There've been government conspiracies to conceal murders, well
poisons, beatings, rapes, and all sorts of horrific situations.
 If there's a conspiracy to conceal something regarding aliens
does that or would that surprise anyone? Bottom line is we have
no irrefutable proof of alien visitations of any kind so that is
indeed still up in the air and the final cog to this wheel. The
government is so infiltrated with hateful, greedy, bigotted,
egotistical criminals that if they came out tomorrow with a
disclosure I'm sure the battle hardened UFOlogist would still do
the due diligence to study the data presented.

>7 There are no alien abductions. In the late 1980s, UFO skeptic
>Klass noticed that almost all abduction claims came from the
>U.S. To him, that suggested a cultural problem, not a cosmic
>one.

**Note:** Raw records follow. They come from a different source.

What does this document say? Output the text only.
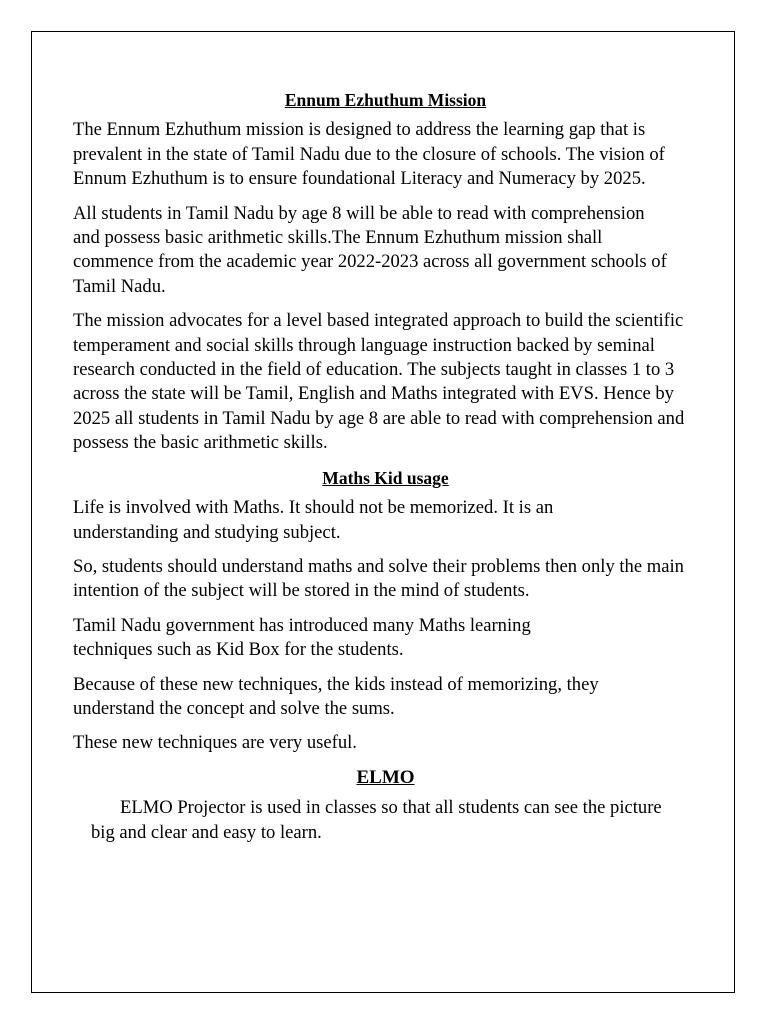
Ennum Ezhuthum Mission

The Ennum Ezhuthum mission is designed to address the learning gap that is prevalent in the state of Tamil Nadu due to the closure of schools. The vision of Ennum Ezhuthum is to ensure foundational Literacy and Numeracy by 2025.

All students in Tamil Nadu by age 8 will be able to read with comprehension and possess basic arithmetic skills.The Ennum Ezhuthum mission shall commence from the academic year 2022-2023 across all government schools of Tamil Nadu.

The mission advocates for a level based integrated approach to build the scientific temperament and social skills through language instruction backed by seminal research conducted in the field of education. The subjects taught in classes 1 to 3 across the state will be Tamil, English and Maths integrated with EVS. Hence by 2025 all students in Tamil Nadu by age 8 are able to read with comprehension and possess the basic arithmetic skills.

Maths Kid usage

Life is involved with Maths. It should not be memorized. It is an understanding and studying subject.

So, students should understand maths and solve their problems then only the main intention of the subject will be stored in the mind of students.

Tamil Nadu government has introduced many Maths learning techniques such as Kid Box for the students.

Because of these new techniques, the kids instead of memorizing, they understand the concept and solve the sums.

These new techniques are very useful.

ELMO

ELMO Projector is used in classes so that all students can see the picture big and clear and easy to learn.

In 2005, Harvard psychologist Susan Clancy argued that even
>the apparently sincere claimants of abduction were probably just
>victims of sleep-related hallucinations, recklessly administered
>hypnosis, and social influences.

Diction again. 'almost all' and 'were probably' are about as
scientific as Bullwinkle Moose's Mr. Know-It-All routine.
Consider the source.


>8 UFO activists are their own worst enemies.

<snip>

Yes, I've noticed how UFO activists have been seen punching
themselves in the face and ruining their own bank accounts and
using broad generalities in their research papers.

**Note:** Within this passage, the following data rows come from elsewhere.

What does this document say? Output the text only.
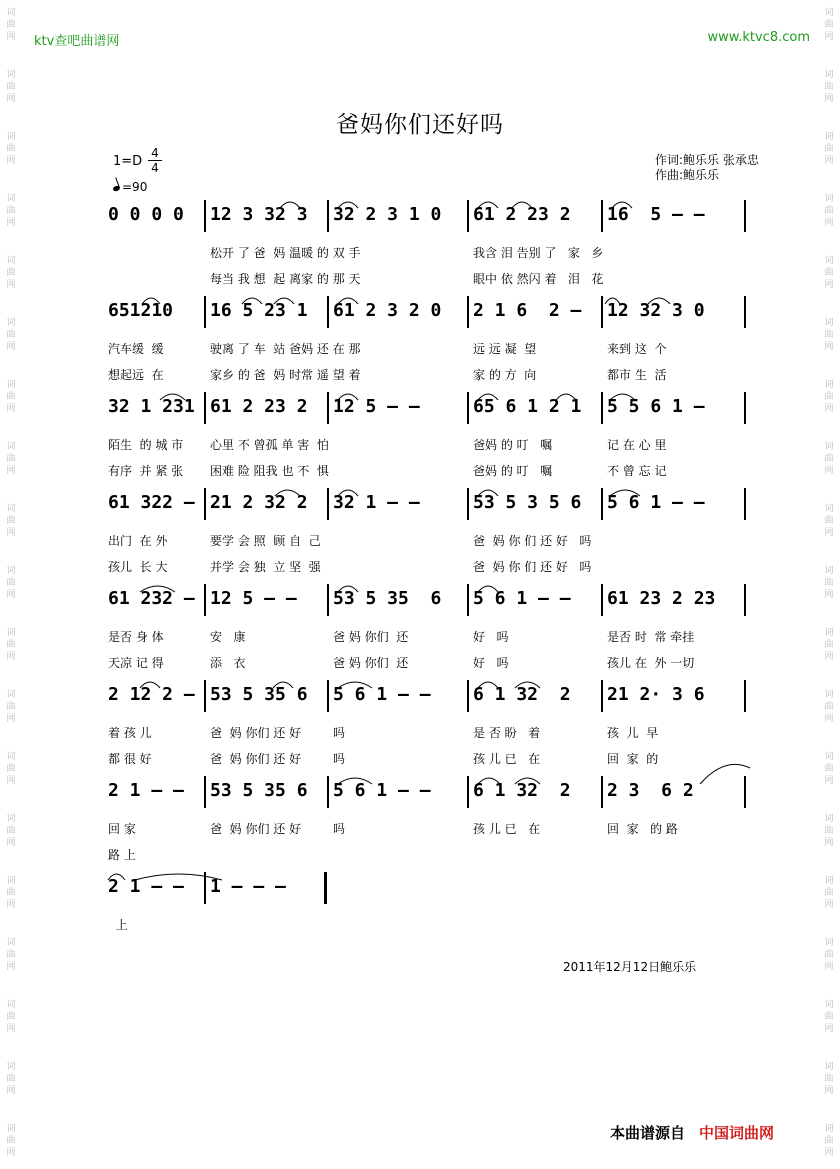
词
曲
网
词
曲
网
词
曲
网
词
曲
网
词
曲
网
词
曲
网
词
曲
网
词
曲
网
词
曲
网
词
曲
网
词
曲
网
词
曲
网
词
曲
网
词
曲
网
词
曲
网
词
曲
网
词
曲
网
词
曲
网
词
曲
网
词
曲
网
词
曲
网
词
曲
网
词
曲
网
词
曲
网
词
曲
网
词
曲
网
词
曲
网
词
曲
网
词
曲
网
词
曲
网
词
曲
网
词
曲
网
词
曲
网
词
曲
网
词
曲
网
词
曲
网
词
曲
网
词
曲
网
ktv查吧曲谱网	www.ktvc8.com
爸妈你们还好吗
$1=D \frac{4}{4}$
=90
作词:鲍乐乐 张承忠
作曲:鲍乐乐
0 0 0 0 12 3 32 3 32 2 3 1 0 61 2 23 2 16  5 — —
松开 了 爸  妈 温暖 的 双 手	我含 泪 告别 了   家   乡
每当 我 想  起 离家 的 那 天	眼中 依 然闪 着   泪   花
651210 16 5 23 1 61 2 3 2 0 2 1 6  2 — 12 32 3 0
汽车缓  缓	驶离 了 车  站 爸妈 还 在 那	远 远 凝  望	来到 这  个
想起远  在	家乡 的 爸  妈 时常 遥 望 着	家 的 方  向	都市 生  活
32 1 231 61 2 23 2 12 5 — —	65 6 1 2 1 5 5 6 1 —
陌生  的 城 市 心里 不 曾孤 单 害  怕	爸妈 的 叮   嘱	记 在 心 里
有序  并 紧 张 困难 险 阻我 也 不  惧	爸妈 的 叮   嘱	不 曾 忘 记
61 322 — 21 2 32 2 32 1 — —	53 5 3 5 6 5 6 1 — —
出门  在 外	要学 会 照  顾 自  己	爸  妈 你 们 还 好   吗
孩儿  长 大	并学 会 独  立 坚  强	爸  妈 你 们 还 好   吗
61 232 — 12 5 — — 53 5 35  6 5 6 1 — — 61 23 2 23
是否 身 体	安   康	爸 妈 你们  还	好   吗	是否 时  常 牵挂
天凉 记 得	添   衣	爸 妈 你们  还	好   吗	孩儿 在  外 一切
2 12 2 — 53 5 35 6 5 6 1 — — 6 1 32  2 21 2· 3 6
着 孩 儿	爸  妈 你们 还 好	吗	是 否 盼   着	孩  儿  早
都 很 好	爸  妈 你们 还 好	吗	孩 儿 已   在	回  家  的
2 1 — — 53 5 35 6 5 6 1 — — 6 1 32  2 2 3  6 2
回 家	爸  妈 你们 还 好	吗	孩 儿 已   在	回  家   的 路
路 上
2 1 — — 1 — — —
上
2011年12月12日鲍乐乐
本曲谱源自 中国词曲网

>9 The study of UFOs is riddled with fraud and hoax. As early as
>1950, a convicted swindler in Denver, Colorado, named Leo
>GeBauer began passing himself off as a UFO expert, "Dr. Gee." A
>few years later, Californian handyman George Adamski declared he
>was in contact with spacemen, but his only evidence was blurry
>photographs and witnesses who later recanted. From the late
>1950s until his confession in 1966, U.S. Navy radio operator
>Z.T. Fogl mischievously spread doctored photographs across the
>flying- saucer community.

>In the 1980s, the UFO world was rocked by a 1947 U.S. government
>document that mapped out a flying-saucer cover-up entitled
>"Majestic 12" (or "MJ-12"). The document was a forgery, and such
>activists as Kevin Randle have since denounced it. Beginning in
>1991 (and as recently as 2002), British tricksters have come
>forward to admit responsibility for huge numbers of crop circles
>that appeared in their country.

Name one field of research or any social structure that isn't
riddled with frauds and hoaxes? We humans are masters of frauds
and hoaxes. Maybe we should rename ourselves homo sapiens
bullshottus or something. As long as we have the resistance to
fair and impartial research and study and as long as we have
stonewalling, lies and threats while doing research in this
field we'll have opportunities for such frauds and hoaxes.
That's why some of us have been petitioning for years for open
discussion on the issue with our legislators with full
protection for our witnesses. If there's nothing there, then why
the fear to grant our witnesses protection? We need an open
discussion with facts only so we can avoid and put an end to the
crooks and psychopaths who use the mystery associated for
personal profit and gain.


>10 In the end, UFOs are just an overgrown offshoot of science
>fiction.

<snip>

Well that last statement by the writer killed about any
redeemable value to his story.

One wonders who pays people like this to do such half-assed
research and to make such broad unsubstantial claims?

Sounds like someone is afraid of something. Maybe someone is
afraid of something and they don't even realize it.

Bottom line is in 60 years of research and popular culture we
have no irrefutable physical evidence. Some disagree and some
debate but it's the oddest thing ever that like ghosts, UFOs
have that 'must have been there' aspect to them.